Wayne Rooney had scored his first Everton goal. Not just any old goal, either. A 90th-minute winner against all-conquering Arsenal – and past England’s best goalkeeper, to boot.
He was understandably and unmistakably euphoric.
Francis Jeffers’ emotions, as he watched Everton’s new 16-year-old hero soak up the adulation of a rejoicing Goodison Park, were rather more complex.
All at once, Jeffers was hurt, envious… and proud.
He had seen it coming, though. Not just when observing the preternatural Rooney not so much graduating as bulldozing through the Toffees’ youth ranks, but also from his vantage point behind the ball as it left the young Evertonian’s boot.
Jeffers had the best view in the house of the Rooney-guided missile arcing its way beyond a helpless David Seaman, kissing the underside of the crossbar and, finally, coming to rest in the back of the net.
It was 19 October 2002 – 15 years ago today – that Rooney scored the goal which heralded the arrival of a new English footballing superstar.
For Arsenal, who Jeffers had joined from Everton the previous year, it meant they had lost in the league for the first time in 10 months – a run stretching back 30 matches.
“I remember the ball being up my end of the pitch,” says Jeffers, speaking to evertontv. “Unsy (David Unsworth) won it back and got it into Tommy Gravesen, who made a long pass.
“You are just filtering your way back as a striker, getting back in position in case you win it again.
“It fell to the young lad, didn’t it – and it was a great first touch, I remember watching it curl and as soon as it left his foot… you knew.
“I could see it from the opposite end of the pitch. It was always going in.”
Jeffers had replaced enigmatic forward Kanu with 19 minutes remaining and the game all square, after Tomasz Radzinski equalised Freddie Ljunberg’s early goal.
Rooney came on nine minutes after his friend, taking the place of Radzinski and harbouring the same intent as his fellow Blues Academy graduate Jeffers. The two men from Croxteth were set on being the matchwinner.
“You always believe that (you will score),” says Jeffers. “You are put on there to score goals.
“I remember it being a really emotional day. Emotions probably got the better of me, like they always did against Everton.
“It is my team and I was warming up for 60 minutes or so and getting plenty of stick off the fans – which hurt me.
“I always went onto the pitch believing I would score. But it didn’t quite happen. And a good friend of mine did score… the rest is history.”
Was there any part of Jeffers, as he saw the jubilant Rooney submerged by Blue shirts, that thought… it could have been me?
"Probably not at that time,” is Jeffers’ immediate response.
Then he considers the question more deeply. To try to make sense of his feelings on the day, he takes himself back to a time when he was still watching his team from the terraces.

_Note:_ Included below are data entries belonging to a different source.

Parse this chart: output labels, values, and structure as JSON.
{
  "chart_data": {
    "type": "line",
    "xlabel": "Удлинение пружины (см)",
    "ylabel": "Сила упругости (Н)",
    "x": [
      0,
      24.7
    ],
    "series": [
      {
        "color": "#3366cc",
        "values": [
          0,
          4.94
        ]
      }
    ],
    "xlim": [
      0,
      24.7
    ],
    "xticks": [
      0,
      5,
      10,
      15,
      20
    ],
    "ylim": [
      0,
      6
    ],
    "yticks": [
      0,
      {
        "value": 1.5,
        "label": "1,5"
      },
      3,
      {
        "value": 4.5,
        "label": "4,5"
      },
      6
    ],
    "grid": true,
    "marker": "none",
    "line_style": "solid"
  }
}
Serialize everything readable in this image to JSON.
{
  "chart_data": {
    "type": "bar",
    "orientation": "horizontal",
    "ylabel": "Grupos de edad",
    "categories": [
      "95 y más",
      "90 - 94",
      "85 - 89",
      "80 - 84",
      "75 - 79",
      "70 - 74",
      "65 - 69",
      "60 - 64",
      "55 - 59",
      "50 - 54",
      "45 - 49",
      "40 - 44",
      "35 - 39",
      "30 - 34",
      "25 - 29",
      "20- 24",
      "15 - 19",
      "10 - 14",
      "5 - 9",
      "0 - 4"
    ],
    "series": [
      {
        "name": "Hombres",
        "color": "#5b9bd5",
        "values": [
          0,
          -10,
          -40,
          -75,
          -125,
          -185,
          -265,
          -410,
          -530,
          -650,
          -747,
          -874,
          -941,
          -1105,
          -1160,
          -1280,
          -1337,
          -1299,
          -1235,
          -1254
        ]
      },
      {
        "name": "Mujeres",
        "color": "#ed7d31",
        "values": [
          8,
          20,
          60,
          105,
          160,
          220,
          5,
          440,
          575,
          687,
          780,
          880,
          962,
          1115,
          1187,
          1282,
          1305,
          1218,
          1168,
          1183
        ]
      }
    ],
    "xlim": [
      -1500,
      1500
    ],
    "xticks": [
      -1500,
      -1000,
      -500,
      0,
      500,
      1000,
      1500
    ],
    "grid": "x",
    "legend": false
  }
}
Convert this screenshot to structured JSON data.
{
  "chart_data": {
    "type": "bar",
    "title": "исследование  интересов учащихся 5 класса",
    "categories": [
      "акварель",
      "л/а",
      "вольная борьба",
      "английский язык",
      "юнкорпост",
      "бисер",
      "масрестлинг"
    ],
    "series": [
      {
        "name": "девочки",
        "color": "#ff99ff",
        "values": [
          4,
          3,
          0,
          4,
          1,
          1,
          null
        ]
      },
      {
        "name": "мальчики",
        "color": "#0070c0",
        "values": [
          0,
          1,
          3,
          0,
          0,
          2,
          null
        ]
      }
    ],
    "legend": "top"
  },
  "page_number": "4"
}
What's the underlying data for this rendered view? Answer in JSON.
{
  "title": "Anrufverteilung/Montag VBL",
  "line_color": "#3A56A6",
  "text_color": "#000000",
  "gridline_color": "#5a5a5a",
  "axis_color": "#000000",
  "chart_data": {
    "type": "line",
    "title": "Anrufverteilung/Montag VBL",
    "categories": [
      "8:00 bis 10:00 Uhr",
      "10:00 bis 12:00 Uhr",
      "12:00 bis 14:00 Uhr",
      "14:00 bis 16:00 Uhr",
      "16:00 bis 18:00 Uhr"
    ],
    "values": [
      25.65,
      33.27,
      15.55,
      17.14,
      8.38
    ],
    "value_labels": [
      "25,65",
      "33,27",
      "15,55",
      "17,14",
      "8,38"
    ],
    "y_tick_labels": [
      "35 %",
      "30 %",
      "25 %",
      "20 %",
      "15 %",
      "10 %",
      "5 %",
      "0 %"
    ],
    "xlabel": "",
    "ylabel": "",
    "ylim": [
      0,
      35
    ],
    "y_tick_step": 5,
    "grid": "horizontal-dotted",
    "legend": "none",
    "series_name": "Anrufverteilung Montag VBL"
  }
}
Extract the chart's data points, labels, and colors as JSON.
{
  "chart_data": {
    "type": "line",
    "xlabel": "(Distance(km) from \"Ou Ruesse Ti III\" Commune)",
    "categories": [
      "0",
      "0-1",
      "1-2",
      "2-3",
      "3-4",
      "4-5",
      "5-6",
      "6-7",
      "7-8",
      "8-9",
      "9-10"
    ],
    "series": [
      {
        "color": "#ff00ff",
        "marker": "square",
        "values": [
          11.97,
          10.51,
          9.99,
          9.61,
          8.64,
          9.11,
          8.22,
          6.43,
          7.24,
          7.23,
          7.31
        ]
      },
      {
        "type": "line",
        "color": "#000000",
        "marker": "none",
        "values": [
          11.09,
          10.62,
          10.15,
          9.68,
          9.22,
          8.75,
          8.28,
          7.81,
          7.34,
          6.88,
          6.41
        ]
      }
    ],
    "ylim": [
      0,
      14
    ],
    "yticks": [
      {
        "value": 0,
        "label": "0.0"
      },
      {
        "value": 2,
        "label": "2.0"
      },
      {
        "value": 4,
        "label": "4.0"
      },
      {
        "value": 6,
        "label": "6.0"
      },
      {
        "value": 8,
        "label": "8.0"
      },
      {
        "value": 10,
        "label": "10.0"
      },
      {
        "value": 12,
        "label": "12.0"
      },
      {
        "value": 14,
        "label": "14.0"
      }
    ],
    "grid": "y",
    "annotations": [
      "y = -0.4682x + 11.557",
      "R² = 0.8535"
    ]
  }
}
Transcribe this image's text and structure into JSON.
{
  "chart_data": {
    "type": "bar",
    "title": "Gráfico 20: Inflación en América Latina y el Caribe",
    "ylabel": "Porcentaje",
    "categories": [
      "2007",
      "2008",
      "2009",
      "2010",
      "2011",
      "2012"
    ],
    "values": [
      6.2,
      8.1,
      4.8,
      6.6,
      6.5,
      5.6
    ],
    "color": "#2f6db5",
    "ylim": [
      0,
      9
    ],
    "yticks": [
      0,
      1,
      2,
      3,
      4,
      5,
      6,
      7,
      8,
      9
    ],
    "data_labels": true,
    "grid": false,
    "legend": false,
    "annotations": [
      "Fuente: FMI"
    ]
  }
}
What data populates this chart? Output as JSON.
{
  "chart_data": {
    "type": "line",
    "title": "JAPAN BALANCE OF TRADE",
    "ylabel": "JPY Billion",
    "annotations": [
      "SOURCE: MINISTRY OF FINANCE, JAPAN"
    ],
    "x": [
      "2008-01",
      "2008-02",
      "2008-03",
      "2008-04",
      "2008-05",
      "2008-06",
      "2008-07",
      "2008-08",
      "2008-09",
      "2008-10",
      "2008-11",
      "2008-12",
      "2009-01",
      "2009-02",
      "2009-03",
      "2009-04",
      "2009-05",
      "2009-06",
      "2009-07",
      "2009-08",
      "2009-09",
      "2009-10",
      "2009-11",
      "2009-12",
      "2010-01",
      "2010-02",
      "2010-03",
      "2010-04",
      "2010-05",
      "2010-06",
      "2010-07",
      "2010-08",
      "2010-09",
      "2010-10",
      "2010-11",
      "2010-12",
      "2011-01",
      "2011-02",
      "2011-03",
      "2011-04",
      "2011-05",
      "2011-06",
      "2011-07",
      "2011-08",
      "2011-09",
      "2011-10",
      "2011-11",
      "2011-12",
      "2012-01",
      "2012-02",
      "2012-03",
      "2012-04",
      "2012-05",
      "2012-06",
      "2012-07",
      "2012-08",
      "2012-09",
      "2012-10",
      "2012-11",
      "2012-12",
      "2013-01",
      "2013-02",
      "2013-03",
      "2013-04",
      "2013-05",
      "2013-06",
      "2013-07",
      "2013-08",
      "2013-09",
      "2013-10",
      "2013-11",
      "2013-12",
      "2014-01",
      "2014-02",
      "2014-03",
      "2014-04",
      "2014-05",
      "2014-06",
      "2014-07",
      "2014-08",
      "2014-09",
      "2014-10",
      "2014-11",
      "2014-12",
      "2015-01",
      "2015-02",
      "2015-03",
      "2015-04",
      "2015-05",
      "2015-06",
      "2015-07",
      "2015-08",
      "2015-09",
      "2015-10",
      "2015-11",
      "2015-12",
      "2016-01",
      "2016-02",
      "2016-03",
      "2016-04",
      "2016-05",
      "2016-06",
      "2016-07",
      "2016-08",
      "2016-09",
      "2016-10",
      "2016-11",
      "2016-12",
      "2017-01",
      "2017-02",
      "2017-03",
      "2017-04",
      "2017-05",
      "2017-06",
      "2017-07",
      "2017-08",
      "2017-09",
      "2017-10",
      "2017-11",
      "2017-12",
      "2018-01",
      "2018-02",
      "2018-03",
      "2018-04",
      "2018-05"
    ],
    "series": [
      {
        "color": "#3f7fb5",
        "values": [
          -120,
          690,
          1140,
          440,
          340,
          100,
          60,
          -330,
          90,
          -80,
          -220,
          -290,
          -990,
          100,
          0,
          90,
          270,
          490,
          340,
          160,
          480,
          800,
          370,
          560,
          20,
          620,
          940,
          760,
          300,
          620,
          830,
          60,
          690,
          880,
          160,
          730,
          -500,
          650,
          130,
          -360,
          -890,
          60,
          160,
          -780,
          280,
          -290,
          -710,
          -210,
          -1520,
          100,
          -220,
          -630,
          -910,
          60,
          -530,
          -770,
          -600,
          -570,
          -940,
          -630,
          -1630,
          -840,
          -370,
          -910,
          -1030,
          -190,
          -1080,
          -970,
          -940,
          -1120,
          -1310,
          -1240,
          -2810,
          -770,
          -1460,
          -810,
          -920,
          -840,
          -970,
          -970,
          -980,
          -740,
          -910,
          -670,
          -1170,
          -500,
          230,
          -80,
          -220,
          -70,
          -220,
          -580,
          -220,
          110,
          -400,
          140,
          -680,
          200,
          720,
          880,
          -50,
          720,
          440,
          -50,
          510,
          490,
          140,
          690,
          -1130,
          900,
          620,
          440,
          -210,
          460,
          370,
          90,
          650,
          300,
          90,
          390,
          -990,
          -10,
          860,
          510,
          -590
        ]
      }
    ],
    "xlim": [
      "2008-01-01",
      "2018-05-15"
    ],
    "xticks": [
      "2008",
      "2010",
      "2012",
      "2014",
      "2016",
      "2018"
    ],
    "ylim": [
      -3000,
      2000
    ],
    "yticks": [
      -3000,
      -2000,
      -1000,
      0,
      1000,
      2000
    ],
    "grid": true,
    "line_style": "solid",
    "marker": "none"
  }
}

“I am a big Evertonian. I was a season ticket holder, so any goal you score for Everton is special.
“Wayne is from a similar background to me, from ‘Crocky’, the same school, a season ticket holder… went all the games and was fanatical about the Club.
“So, there is always that bit – not jealousy – but you always think, ‘I know what that feeling is like, to score for Everton’… and there ain’t no feeling like it.
“Regardless of where I have played my football, scoring goals for Everton, there was no feeling like it. So, I would probably say I was a bit envious of him scoring a goal for Everton and watching the crowd go wild.”
The Arsenal team that fell foul of Rooney’s rare genius represented a veritable collection of first-class footballers.
Did Patrick Vieira, Thierry Henry, Ashley Cole, Ljungberg and Seaman et al take Everton lightly, then? And had they overlooked the teenage ace up Toffees' manager David Moyes' sleeve?
“We had some great players in that team, so we did not really focus on the opposition,” says Jeffers.
“Arsene Wenger would have known about Wayne, though, because he studies football, he is obsessed with it.
“When I was playing for Everton and we were down at the wrong end of the table, some top clubs would come to Goodison and get beaten because it is that type of place. Once the fans get up and behind the team it is a difficult place to win.
“We were on a great run but you knew… if it was going to end somewhere it would be Goodison, because it is a tough place to go.
“It wasn’t just the crowd that day, the players were probably better than Arsenal’s. And for Wayne to pop up with the goal made it even more special, didn’t it?
“He believed in his own ability, you could see that by the way he dragged the ball down and curled it in the top corner. Most young lads would have been dragging it down and passing it on to the senior pros. That summed Wayne up."
Four months after Rooney landed his knockout blow on Arsenal, he was sharing a pitch with Jeffers once more.
The pair made their England debuts together in a friendly match against Australia.
“It was my only cap and I managed to get on the scoresheet,” says Everton's Under-23s coach Jeffers. “When I found out it was going to be me and Wayne playing together, it made the moment even more special.
“To play for England is always special but to know you are doing it with one of your mates, who is from the same area and went to the same school… it must have been a proud moment for the whole of Crocky, the schools we went to and our family and friends.
“And what he has gone on and achieved is absolutely phenomenal. I am proud of him.”